TIPA Awards 2025

General Column Division 1 Back

  • Place Name: First Place
    Contestant Name: A&M-College Station
    Entry Title: Opinion: Keep politicians — not professors — out of A&M's classrooms
    Entry Credit: Wyatt Pickering
    Judge Comment: Clearly reported/researched. Strong voice and LOCAL, relevant news hook carried all the way through the piece. Crisp in structure and focus. Well done!
  • Place Name: Second Place
    Contestant Name: Retrograde
    Entry Title: UTD’s handling of Box-a-Thon is yet another case of campus censorship
    Entry Credit: Tyler Crivella
    Judge Comment: Well-researched, clear reporting, strong voice and an absolute direct bullseye on local impact.
  • Place Name: Third Place
    Contestant Name: UT-Arlington
    Entry Title: LGBTQ+ visibility on campus
    Entry Credit: Elwim Sorto
    Judge Comment: Now this is a column that provides added value to the conversation, with strong, specific local examples that highlight how UTA, a public college, is affected by national and state political pressure. Tone, structure overall was smooth and clear. Maybe some overall tightening can help this land a bit more sharply. I'd have loved to know specific examples of who at UTA may be pushing back and whether the overall call to action can tie into work already being done/worth recognizing to give it a bit more of a UTA edge. Nicely done.
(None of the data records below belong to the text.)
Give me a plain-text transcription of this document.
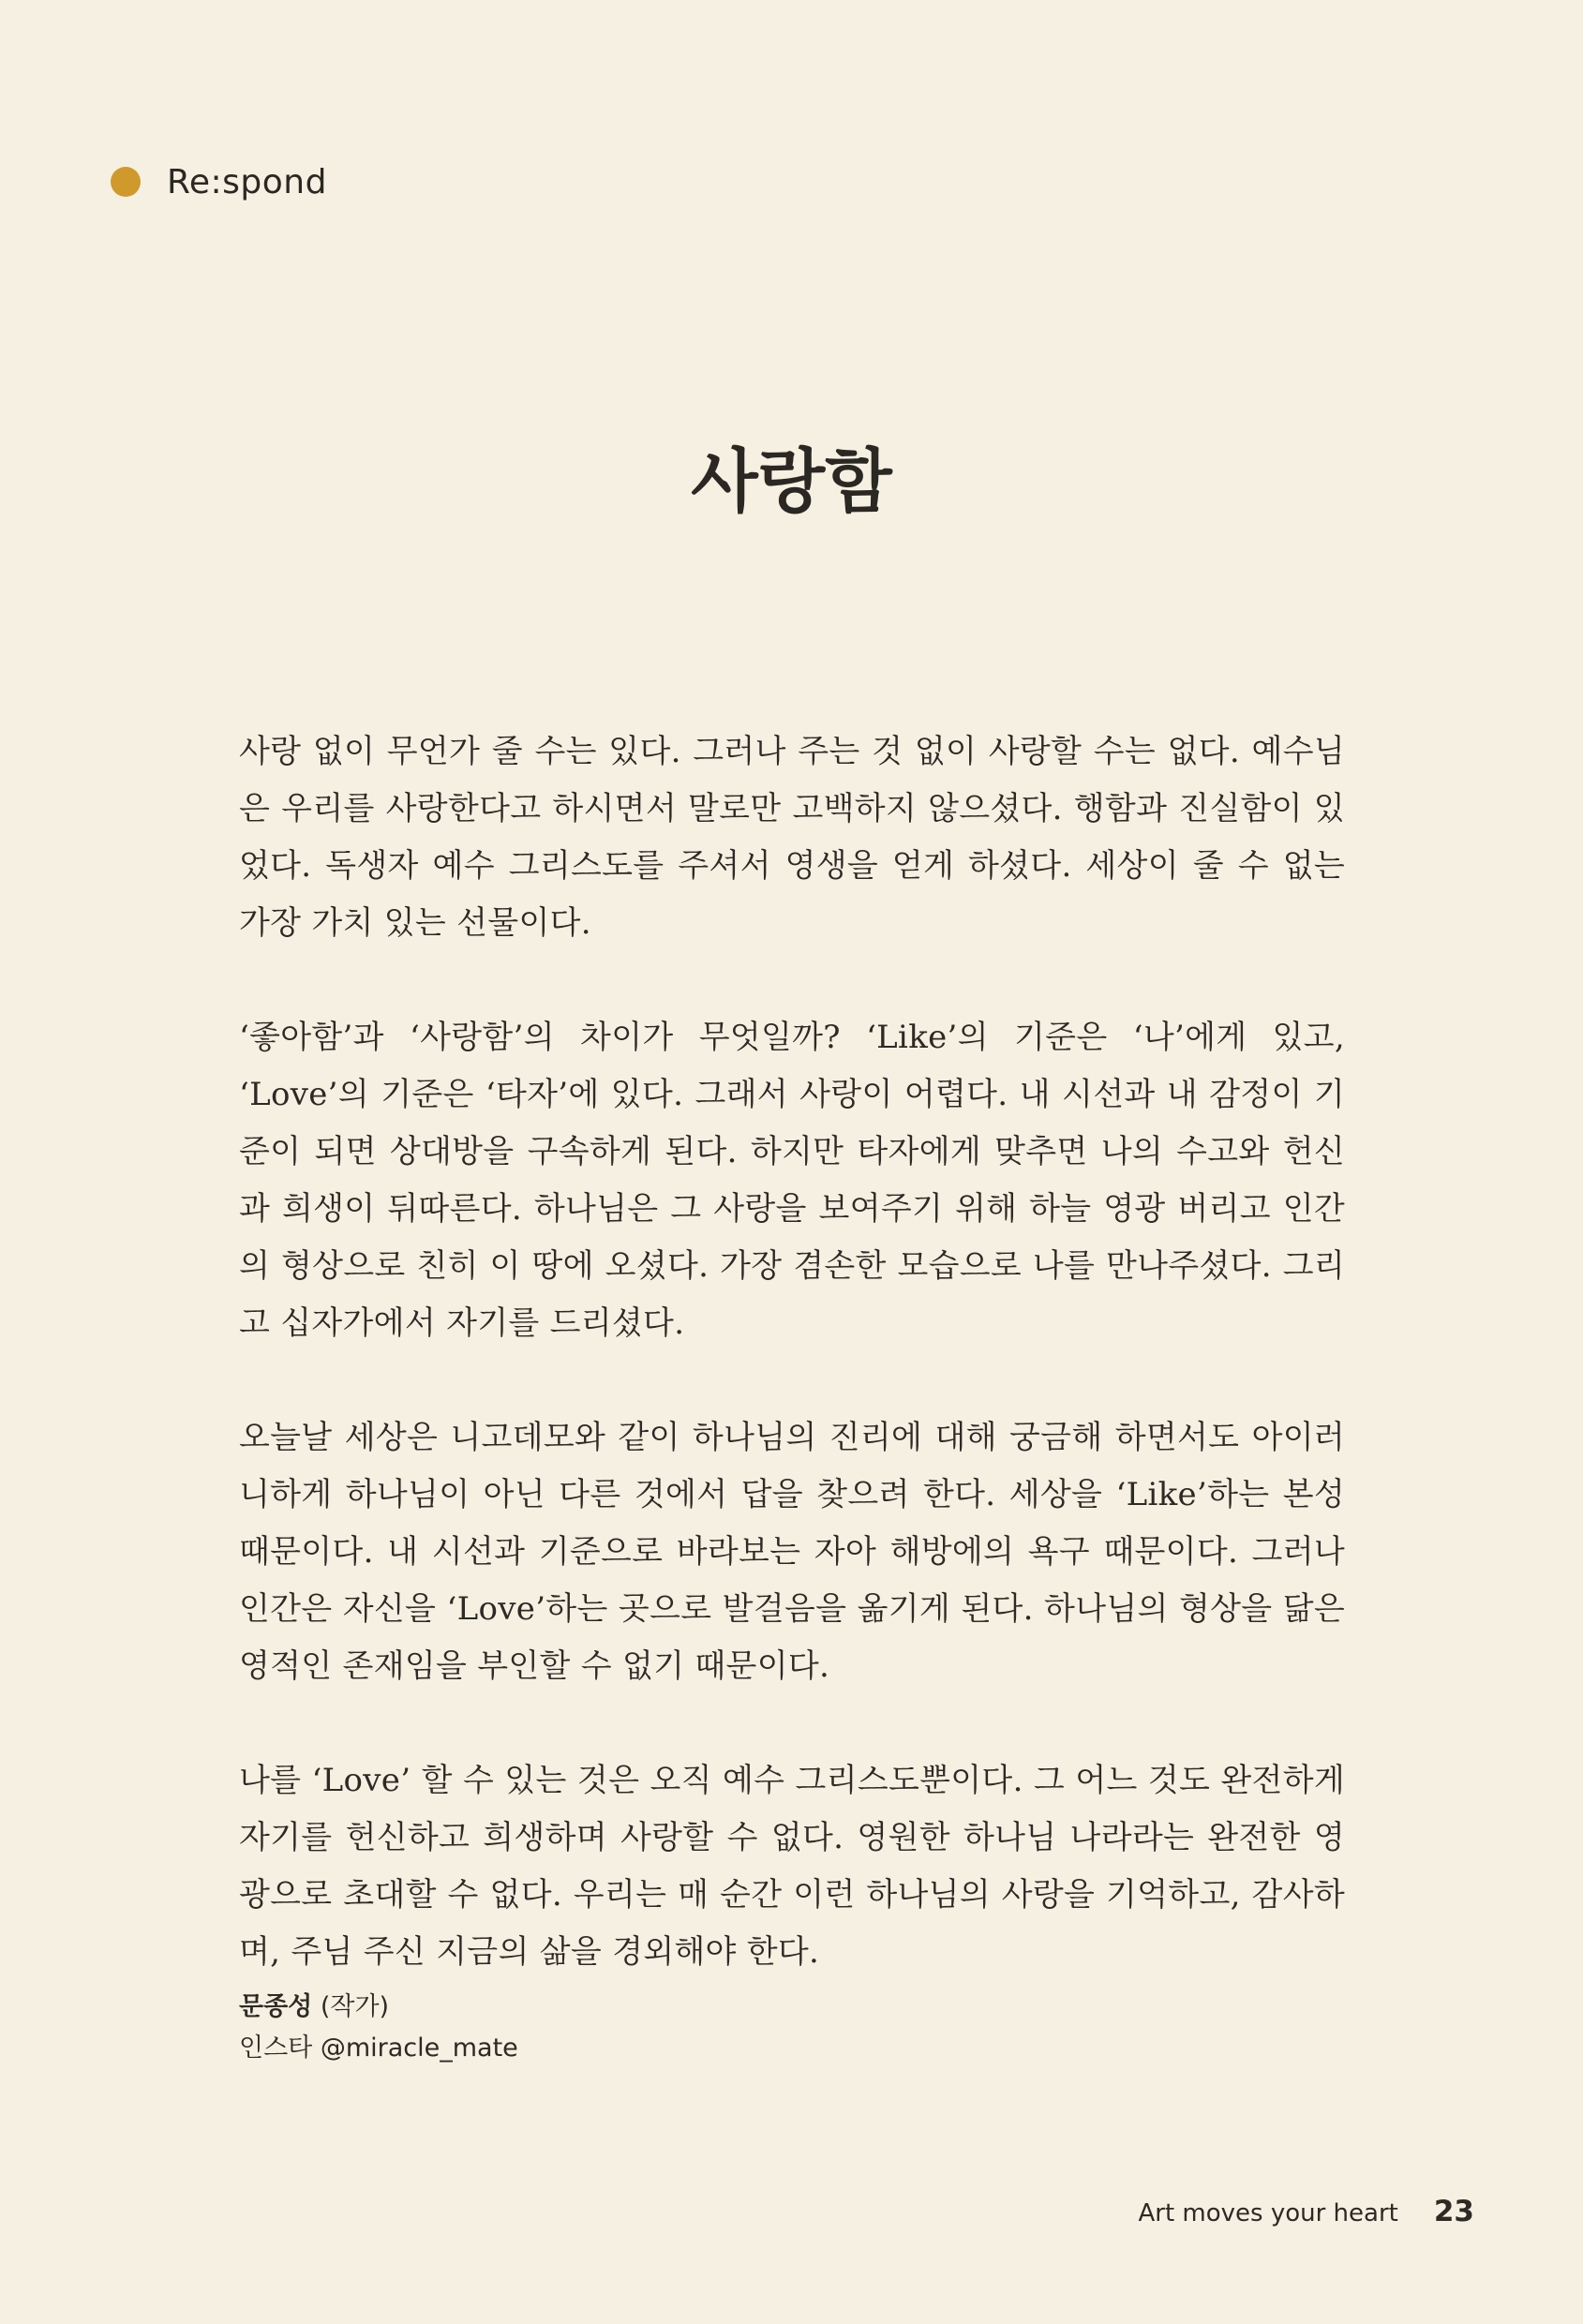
Re:spond
사랑함

사랑 없이 무언가 줄 수는 있다. 그러나 주는 것 없이 사랑할 수는 없다. 예수님은 우리를 사랑한다고 하시면서 말로만 고백하지 않으셨다. 행함과 진실함이 있었다. 독생자 예수 그리스도를 주셔서 영생을 얻게 하셨다. 세상이 줄 수 없는 가장 가치 있는 선물이다.

‘좋아함’과 ‘사랑함’의 차이가 무엇일까? ‘Like’의 기준은 ‘나’에게 있고, ‘Love’의 기준은 ‘타자’에 있다. 그래서 사랑이 어렵다. 내 시선과 내 감정이 기준이 되면 상대방을 구속하게 된다. 하지만 타자에게 맞추면 나의 수고와 헌신과 희생이 뒤따른다. 하나님은 그 사랑을 보여주기 위해 하늘 영광 버리고 인간의 형상으로 친히 이 땅에 오셨다. 가장 겸손한 모습으로 나를 만나주셨다. 그리고 십자가에서 자기를 드리셨다.

오늘날 세상은 니고데모와 같이 하나님의 진리에 대해 궁금해 하면서도 아이러니하게 하나님이 아닌 다른 것에서 답을 찾으려 한다. 세상을 ‘Like’하는 본성 때문이다. 내 시선과 기준으로 바라보는 자아 해방에의 욕구 때문이다. 그러나 인간은 자신을 ‘Love’하는 곳으로 발걸음을 옮기게 된다. 하나님의 형상을 닮은 영적인 존재임을 부인할 수 없기 때문이다.

나를 ‘Love’ 할 수 있는 것은 오직 예수 그리스도뿐이다. 그 어느 것도 완전하게 자기를 헌신하고 희생하며 사랑할 수 없다. 영원한 하나님 나라라는 완전한 영광으로 초대할 수 없다. 우리는 매 순간 이런 하나님의 사랑을 기억하고, 감사하며, 주님 주신 지금의 삶을 경외해야 한다.

문종성 (작가)
인스타 @miracle_mate
Art moves your heart 23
  • Place Name: Honorable Mention
    Contestant Name: Abilene Christian
    Entry Title: Our hood, our responsibility
    Entry Credit: Zion Webb
    Judge Comment: Extremely personal, courageous column that does well at showing how an individual moment fits into the big picture of overall social construct and humanity within our nation. The throughline hook/news peg is there, and mostly focused. Structure needs a little support, but not much. Voice isn't strong all the way through to carry readers, but plenty of moments that pulled at heartstrings and made me feel some type of way, whether I agreed or not. Keep what works, refine where voice may not be as strong or direct. If I were to make this stronger, it would be moving this part much higher up and weaved the personal story around this: "George Floyd’s last breath was drawn under the pressure of a knee. Children’s laughter silenced in classrooms turned into graveyards. Headlines about mass shootings and political assassinations, such as that of Charlie Kirk, incited division instead of peace. We live in a culture where bullets, blood and barbarity scream louder than brotherhood, and hate drowns out the love we should give each other." And then I would've ended on this part, for the entire piece to come full circle with a bit of tightening: "But this I do know: God did not create us for division. He created us in his image, not to divide, but to unite and share his truth. We’ve got to build up each other when the world tells us to be divided. We’ve got to choose words over guns or fists, looking away from violence. And we’ve got to have tough, respectful conversations with people that we wouldn’t normally collide with. This is not my hood. This is ours. And when it’s ours, we should do our very best to protect it and those within it." Overall, hindsight is 20/20, and this piece still hits hard.
  • Competition Comment: It's clear Texas journalism is alive and well, with curiosity-driving students and diligent educators. Reminds me of my moments as a J-school student. And absolutely, student media is media. I can't wait to see how some of these students do in the field.